What High DHEAS Levels Mean

Elevated DHEAS points to excess androgen production from the adrenal glands. In women, this is most commonly associated with polycystic ovary syndrome (PCOS). About one-third of women with PCOS have elevated DHEAS, and those women also tend to have higher testosterone levels. Symptoms of high DHEAS overlap with general androgen excess: unwanted facial or body hair, acne, thinning hair on the scalp, and irregular periods.

Interestingly, the milder, “non-classic” forms of PCOS (those with regular ovulation or normal-appearing ovaries on ultrasound) actually show a higher prevalence of elevated DHEAS than the classic, full-blown form. About 41 to 42% of women with these milder phenotypes had high DHEAS, compared to 25% of women with classic PCOS. This makes DHEAS testing particularly useful when a woman’s symptoms don’t fit the textbook PCOS picture.

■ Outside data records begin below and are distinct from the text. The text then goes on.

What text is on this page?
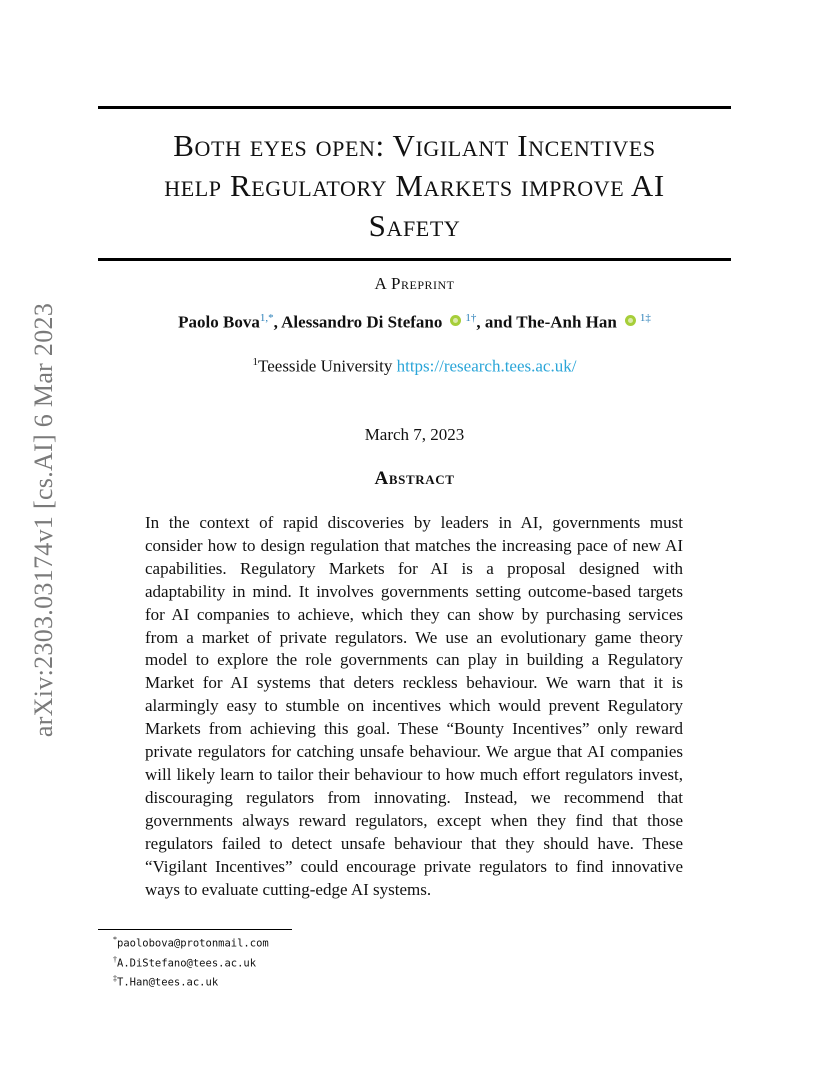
arXiv:2303.03174v1 [cs.AI] 6 Mar 2023
Both eyes open: Vigilant Incentives
help Regulatory Markets improve AI
Safety
A Preprint
Paolo Bova$^{1,*}$, Alessandro Di Stefano $^{1\dagger}$, and The-Anh Han $^{1\ddagger}$
$^1$Teesside University https://research.tees.ac.uk/
March 7, 2023
Abstract
In the context of rapid discoveries by leaders in AI, governments must consider how to design regulation that matches the increasing pace of new AI capabilities. Regulatory Markets for AI is a proposal designed with adaptability in mind. It involves governments setting outcome-based targets for AI companies to achieve, which they can show by purchasing services from a market of private regulators. We use an evolutionary game theory model to explore the role governments can play in building a Regulatory Market for AI systems that deters reckless behaviour. We warn that it is alarmingly easy to stumble on incentives which would prevent Regulatory Markets from achieving this goal. These “Bounty Incentives” only reward private regulators for catching unsafe behaviour. We argue that AI companies will likely learn to tailor their behaviour to how much effort regulators invest, discouraging regulators from innovating. Instead, we recommend that governments always reward regulators, except when they find that those regulators failed to detect unsafe behaviour that they should have. These “Vigilant Incentives” could encourage private regulators to find innovative ways to evaluate cutting-edge AI systems.
*paolobova@protonmail.com
†A.DiStefano@tees.ac.uk
‡T.Han@tees.ac.uk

Extremely high DHEAS can signal something more serious. When levels rise to more than three times the upper limit of normal, an adrenal tumor becomes a real concern. In one documented case, a patient with an adrenal mass had DHEAS readings of 671 and 741 µg/dL against a normal upper limit of 200 µg/dL. Markedly elevated DHEAS paired with an adrenal mass on imaging is a strong indicator that the tumor is producing the hormone.

What Low DHEAS Levels Mean

Low DHEAS typically reflects reduced adrenal output. The most straightforward cause is simply aging, since the natural decline means that levels in a healthy 65-year-old will be a fraction of what they were at 25. When levels fall below what’s expected for someone’s age, the concern shifts to adrenal insufficiency, a condition where the adrenal glands can’t produce enough hormones. This includes Addison’s disease (where the adrenal glands themselves are damaged) and problems with the pituitary gland, which controls adrenal function.

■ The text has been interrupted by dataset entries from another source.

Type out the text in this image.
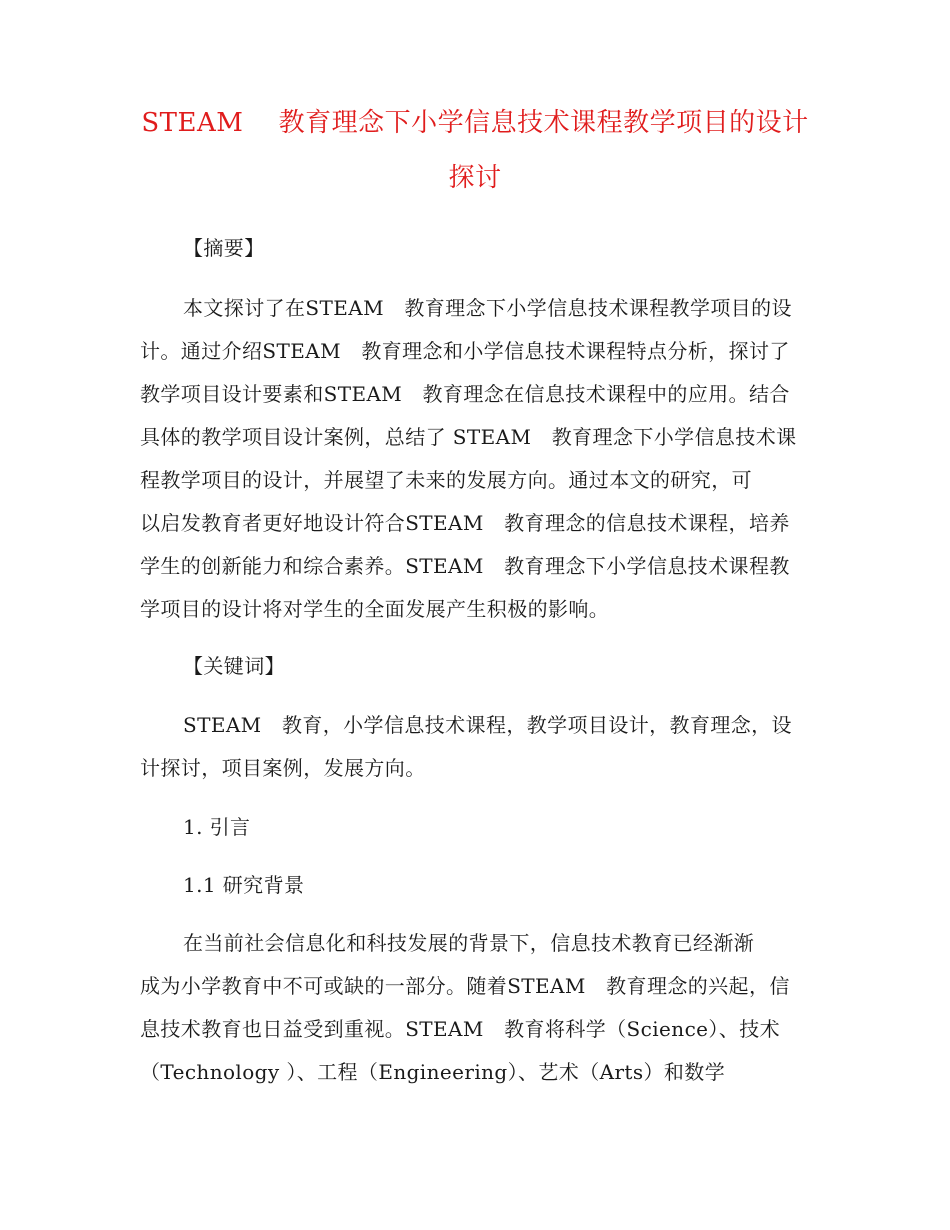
STEAM　 教育理念下小学信息技术课程教学项目的设计
探讨
【摘要】
本文探讨了在STEAM　教育理念下小学信息技术课程教学项目的设
计。通过介绍STEAM　教育理念和小学信息技术课程特点分析，探讨了
教学项目设计要素和STEAM　教育理念在信息技术课程中的应用。结合
具体的教学项目设计案例，总结了 STEAM　教育理念下小学信息技术课
程教学项目的设计，并展望了未来的发展方向。通过本文的研究，可
以启发教育者更好地设计符合STEAM　教育理念的信息技术课程，培养
学生的创新能力和综合素养。STEAM　教育理念下小学信息技术课程教
学项目的设计将对学生的全面发展产生积极的影响。
【关键词】
STEAM　教育，小学信息技术课程，教学项目设计，教育理念，设
计探讨，项目案例，发展方向。
1. 引言
1.1 研究背景
在当前社会信息化和科技发展的背景下，信息技术教育已经渐渐
成为小学教育中不可或缺的一部分。随着STEAM　教育理念的兴起，信
息技术教育也日益受到重视。STEAM　教育将科学（Science）、技术
（Technology ）、工程（Engineering）、艺术（Arts）和数学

Chronic stress also suppresses DHEAS in a meaningful way. Under short-term stress, both cortisol (the body’s main stress hormone) and DHEAS rise together. But with prolonged or repeated stress, DHEAS production drops while cortisol stays elevated. This imbalance, a high cortisol-to-DHEAS ratio, has been linked to immune suppression, depression, anxiety, and cognitive impairment. In advanced stages of chronic stress, the adrenal system can become so dysregulated that even cortisol responses start to blunt, a pattern sometimes described as the “exhaustion” phase.

Why Doctors Order This Test

A DHEAS blood test is most often ordered to investigate signs of androgen excess in women, such as unusual hair growth, severe acne, or irregular menstrual cycles. It helps distinguish whether excess androgens are coming from the adrenal glands (where DHEAS is made) versus the ovaries (which primarily produce testosterone directly). If testosterone is elevated but DHEAS is normal, the ovaries are the likely source. If both are high, the adrenals are involved.

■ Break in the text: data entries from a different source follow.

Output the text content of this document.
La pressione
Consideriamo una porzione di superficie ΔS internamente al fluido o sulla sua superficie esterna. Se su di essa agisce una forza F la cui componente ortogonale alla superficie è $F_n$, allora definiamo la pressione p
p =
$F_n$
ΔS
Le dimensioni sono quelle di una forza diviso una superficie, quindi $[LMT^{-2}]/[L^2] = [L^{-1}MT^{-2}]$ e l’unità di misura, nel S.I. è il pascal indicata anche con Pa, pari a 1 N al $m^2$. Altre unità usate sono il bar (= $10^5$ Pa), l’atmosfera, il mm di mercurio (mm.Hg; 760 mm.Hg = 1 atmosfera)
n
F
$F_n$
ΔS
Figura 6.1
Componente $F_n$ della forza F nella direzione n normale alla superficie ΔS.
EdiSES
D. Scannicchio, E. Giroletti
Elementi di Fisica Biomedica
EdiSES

Doctors also use DHEAS to screen for adrenal tumors, evaluate early puberty in children, and assess adrenal function in people suspected of having adrenal insufficiency. One practical advantage of testing DHEAS over DHEA is stability. DHEAS levels stay relatively constant throughout the day, so the timing of your blood draw matters less than it does for hormones like cortisol that fluctuate dramatically from morning to evening.

DHEAS and Brain Health

Beyond its role as a hormone precursor, DHEAS appears to have a protective role in the brain. It acts as an antioxidant in neural tissue and influences several neurotransmitter systems, boosting serotonin and dopamine activity in specific brain regions and supporting the function of acetylcholine, a chemical important for memory. It also counteracts some of the damaging effects of cortisol on the brain, which may partly explain why the cortisol-to-DHEAS ratio matters so much for mood and cognition during chronic stress.

Studies consistently show that higher DHEAS levels correlate with better cognitive performance, particularly in older adults. The association is strongest for tasks involving working memory, attention, and verbal fluency. Because DHEAS declines so steeply with age, researchers have investigated whether supplementation could slow cognitive decline, though results have been mixed and the hormone’s role likely works alongside many other factors in brain aging.